1: Imagine it’s Thanksgiving. Sitting in the living room is a grandfather who’s grumbling.  

“He is cranky but the underlying emotion is a sad sense of loneliness from his family never seeing him,” Chris Voss writes in Never Split the Difference: Negotiating As If Your Life Depended On It.

He’s grumpy because he feels like he never sees the family. And he feels lonely. So he’s expressing his feelings in a dysfunctional way to get attention. 

So how do we fix that? 

We begin by understanding that our emotions have two levels: There is the “presenting” behavior which is observable. This is what we see and hear. Then, there is the “underlying” feeling which is what motivates the behavior. 

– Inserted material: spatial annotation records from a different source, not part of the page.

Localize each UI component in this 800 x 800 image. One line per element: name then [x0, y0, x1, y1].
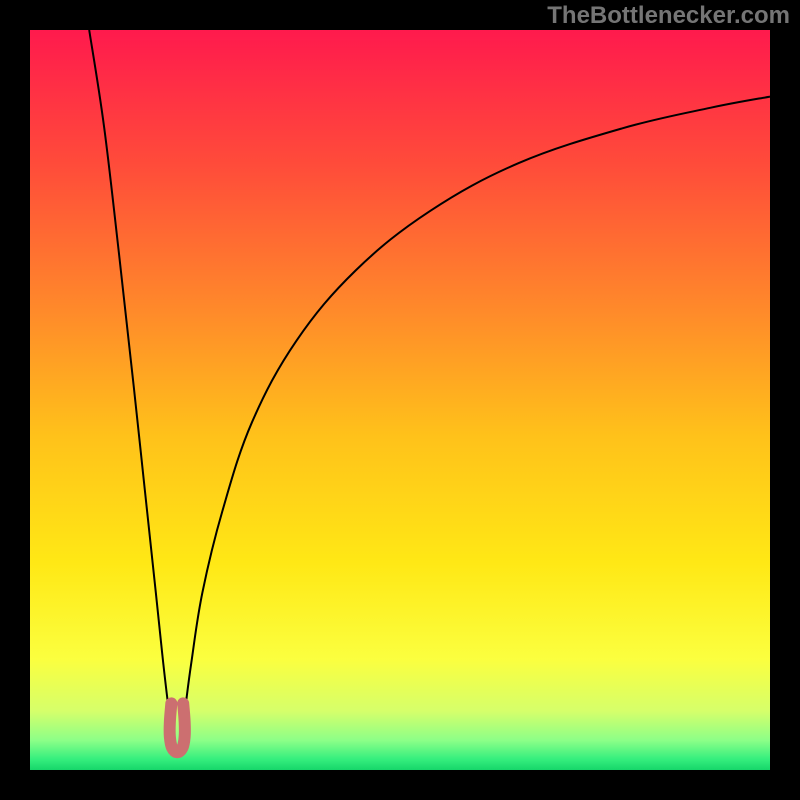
plot-area	[30, 30, 770, 770]
bottleneck-chart	[0, 0, 800, 800]
chart-container: TheBottlenecker.com	[0, 0, 800, 800]
watermark-text: TheBottlenecker.com	[547, 2, 790, 30]
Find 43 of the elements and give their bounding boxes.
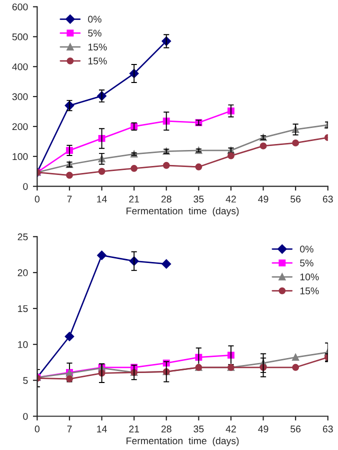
x-tick-label: 14 [97, 426, 107, 432]
x-tick-label: 35 [194, 196, 204, 203]
x-tick-label: 56 [290, 426, 301, 432]
x-axis-title: Fermentation time (days) [126, 437, 239, 446]
x-tick-label: 42 [226, 426, 236, 432]
y-tick-label: 25 [18, 233, 28, 240]
x-tick-label: 28 [161, 426, 172, 432]
legend-label: 5% [88, 30, 102, 37]
x-axis-title: Fermentation time (days) [126, 207, 239, 216]
x-tick-label: 28 [161, 196, 172, 203]
x-tick-label: 21 [129, 426, 140, 432]
y-tick-label: 10 [18, 341, 28, 348]
legend-label: 0% [88, 16, 102, 23]
x-tick-label: 63 [322, 426, 333, 432]
y-tick-label: 600 [12, 3, 28, 10]
y-tick-label: 15 [18, 305, 28, 312]
y-tick-label: 200 [12, 123, 28, 130]
x-tick-label: 49 [258, 426, 268, 432]
x-tick-label: 7 [67, 196, 72, 202]
y-tick-label: 400 [12, 63, 28, 70]
legend-label: 10% [300, 274, 319, 280]
x-tick-label: 35 [194, 426, 204, 432]
x-tick-label: 56 [290, 196, 301, 203]
x-tick-label: 63 [322, 196, 333, 203]
legend-label: 15% [300, 287, 319, 294]
x-tick-label: 42 [226, 196, 236, 202]
y-tick-label: 20 [18, 269, 28, 276]
y-tick-label: 500 [12, 33, 28, 40]
x-tick-label: 0 [34, 196, 40, 203]
legend-label: 0% [300, 246, 314, 253]
y-tick-label: 0 [23, 412, 28, 420]
legend-label: 15% [88, 44, 107, 50]
x-tick-label: 49 [258, 196, 268, 203]
legend-label: 15% [88, 58, 107, 64]
legend-label: 5% [300, 260, 314, 266]
x-tick-label: 0 [34, 426, 40, 432]
y-tick-label: 0 [23, 183, 28, 190]
x-tick-label: 21 [129, 196, 140, 202]
x-tick-label: 14 [97, 196, 107, 202]
y-tick-label: 100 [12, 153, 28, 160]
y-tick-label: 5 [23, 377, 28, 384]
y-tick-label: 300 [12, 93, 28, 100]
x-tick-label: 7 [67, 426, 72, 432]
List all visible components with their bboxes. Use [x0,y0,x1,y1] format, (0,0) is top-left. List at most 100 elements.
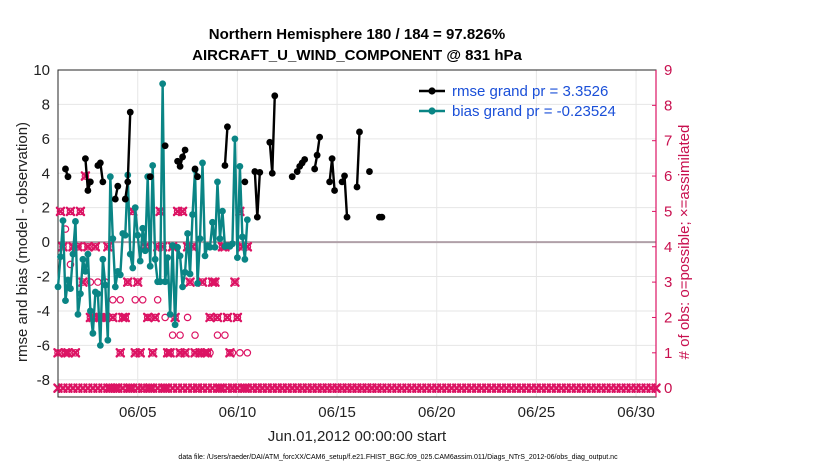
bias-series-point [84,250,92,258]
rmse-series-point [146,173,154,181]
legend-rmse-marker [428,87,436,95]
bias-series-point [77,290,84,298]
rmse-series-point [62,165,69,173]
obs-possible-marker [148,349,157,357]
rmse-series-point [356,128,363,136]
obs-possible-marker [91,242,100,251]
rmse-series-point [253,213,261,221]
x-axis-label: Jun.01,2012 00:00:00 start [268,428,447,445]
bias-series-point [134,231,142,239]
bias-series-point [74,310,82,318]
obs-possible-marker [84,242,92,251]
rmse-series-point [241,178,249,186]
y2-tick-label: 5 [664,203,672,220]
bias-series-point [129,264,137,272]
obs-possible-marker [206,313,214,322]
legend-rmse-label: rmse grand pr = 3.3526 [452,83,608,100]
obs-possible-marker [203,349,212,357]
obs-possible-marker [131,295,140,304]
rmse-series-point [256,169,264,176]
bias-series-point [194,280,201,287]
obs-possible-marker [161,313,169,322]
bias-series-point [101,281,109,289]
rmse-series-point [114,182,122,190]
obs-possible-marker [233,313,242,322]
bias-series-point [214,178,221,186]
bias-series-point [201,252,209,260]
y-tick-label: -8 [37,372,50,389]
chart-subtitle: AIRCRAFT_U_WIND_COMPONENT @ 831 hPa [192,47,522,64]
bias-series-point [126,250,134,258]
obs-possible-marker [231,278,239,286]
bias-series-point [57,253,64,261]
obs-possible-marker [131,349,140,357]
bias-series-point [136,257,144,265]
bias-series-point [156,278,164,286]
obs-assimilated-mark [372,383,382,393]
rmse-series-point [331,187,338,194]
obs-possible-marker [176,349,184,357]
obs-possible-marker [66,260,75,269]
obs-possible-marker [226,349,234,357]
rmse-series-point [111,195,119,203]
rmse-series-point [194,173,201,181]
obs-possible-marker [228,349,237,357]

So, “instead of addressing his grumpy behavior,” Chris suggests, “we acknowledge his sadness in a nonjudgmental way. We head him off before he can really get started.” 

“We don’t see each other all that often,” we might say. “It seems like you feel like we don’t pay any attention to you and you only see us once a year, so why should you make time for us?” 

Next, we pause briefly to give the grandfather time to recognize and appreciate our attempts to understand what he’s feeling. Then, we offer a positive solution to address the situation.  

“For us this is a real treat. We want to hear what you have to talk about. We want to value this time with you because we feel left out of your life.”

2: On Monday, we looked at the importance of understanding the role of emotion in any negotiation or high-stakes conversation. Yesterday, we looked at the power of labeling emotions.  

Chris served as the FBI’s chief hostage negotiator. He explains: “What good negotiators do when labeling is address those underlying emotions. Labeling negative diffuses them (or defuses them, in extreme cases); labeling positives reinforces. them.”

Our tendency can be to get frustrated or angry when someone acts in a counterproductive way.  

“As an emotion, anger is rarely productive—in you or the person you’re negotiating with,” he explains. “It releases stress hormones and neurochemicals that disrupt our ability to properly evaluate and respond to situations.”

Not only that, but anger also blinds us to the reality that we are angry. Which gives us a false sense of confidence.

“That’s not to say that negative feelings should be ignored,” Chris writes. “That can be just as damaging. Instead, they should be teased out. Labeling is a helpful tactic in de-escalating angry confrontations, because it makes the person acknowledge their feelings rather than continuing to act out.”

Chris shares an example about a time he had made the top FBI official in Canada angry because he had entered the country without alerting him in advance so he could notify the State Department, a procedure known as “country clearance.” 

“I knew I needed to call and assuage him to straighten out the situation, or I risked being expelled,” he writes. “Top guys like to feel on top. They don’t want to be disrespected. All the more so when the office they run isn’t a sexy assignment.” 

“Bless me, Father, for I have sinned,” Chris said when the official answered the phone. 


“Who is this?” 

“Bless me, Father, for I have sinned,” I repeated. “It’s Chris Voss.” 

Another long pause.

“Does your boss know you’re here?” he asked finally.

Chris said his boss did know. “At this point, the FBI official would have been completely within his rights to tell me to leave Canada immediately. But by mentioning the negative dynamic,” he explains, “I knew I’d diffused it as much as I could. I had a chance.” 

“All right, you’ve got country clearance,” he finally said. “I’ll take care of the paperwork.”

3: The next time we make a mistake or anger someone, go right at it.  

“The fastest and most effective means of establishing a quick working relationship is to acknowledge the negative and diffuse it,” Chris writes.

“Whenever I was dealing with the family of a hostage,” he explains, “I started out by saying I knew they were scared. And when I make a mistake—something that happens a lot—I always acknowledge the other person’s anger. I’ve found the phrase ‘Look, I’m an asshole’ to be an amazingly effective way to make problems go away.

“That approach has never failed me.”

More tomorrow!


Reflection: Think back on a recent situation where I did something to make someone angry. How did I handle it? What did I say? How did it work?